Il y a une semaine, je quittais Paris, le coeur un peu serré, la valise à la main. Je refermais la porte sur mon appartement, embrassais le petit chien tendrement. La musique à fond dans les oreilles, le téléphone dans une main, j'étais un peu anxieuse mais surtout ravie. Mon moment à moi, mon petit luxe, mon soupçon d'égoïsme. Je partais en Allemagne désinvolte et libre.
Le trajet s'est fait tranquillement. Partagée entre mon lecteur MP3, mon magazine Psychologies et mes somnolences, je rêve et savoure chaque instant. J'observe mes compagnons de route, presque tous déjà Allemands. J'admire leurs yeux clairs et ris de constater que je ne les comprends pas.
14h45, j'attends ma valise à l'aéroport de Brême. Un enfant joue sur le tapis roulant. Je transpire un peu. Il est de l'autre côté du mur. Il sera mon guide pendant les quatre jours à venir. Plus moyen d'échapper.
J'ai retrouvé Bastian. Il m'attendait avec son grand sourire et ses yeux bleus. Il me souhaite la bienvenue, je lui fais la bise -ce qui semble le décontenancer. Il me conduit au tram. Il est visiblement plus à l'aise que moi. Il me parle et commence à me décrire sa ville. Je suis un peu distraite et le suis jusqu'à l'hôtel qui nous attend.
L'hôtel n'est pas luxueux, c'est une auberge de jeunesse. J'affiche dès mon arrivée mes limites en anglais. L'aubergiste nous confie une clé et des draps. Nous rejoignons notre chambre.

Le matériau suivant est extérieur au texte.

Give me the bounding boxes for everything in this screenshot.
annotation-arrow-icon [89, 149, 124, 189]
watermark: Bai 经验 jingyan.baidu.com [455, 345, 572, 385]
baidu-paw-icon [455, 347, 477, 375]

Ce que j'aime chez Bastian, c'est sa grande bavardise. A peine avons nous posé nos valises que les débats s'enchaînent. Il me décrit le système scolaire allemand, je lui rappelle le fonctionnement du nôtre, nous comparons et échangeons avec grand intérêt. J'attends impatiemment le "On y va ?" qui débutera notre visite de la ville mais il ne vient pas. Bastian s'allonge sur le lit. Il me regarde avec insistance. Par timidité peut être, je ne le rejoins pas. Il finit par s'approcher de moi, m'embrasse, et m'attire jusqu'à lui.
Nous avons fait l'amour pour la première fois dans cette chambre vétuste. Il me promet un meilleur lit à Hambourg, nous ne disposons à Brême que de lits séparés. Il me fait l'amour étrangement, je ne suis pas à l'aise mais retrouve rapidement un grand désir pour lui. Je le caresse et tente de le guider en lui parlant. La manoeuvre est délicate, il s'interrompt et me regarde. Il n'a pas bien compris et traduit sans doute dans sa tête mes paroles. Je comprends qu'à l'international, il vaut mieux éviter de s'étendre à l'oral.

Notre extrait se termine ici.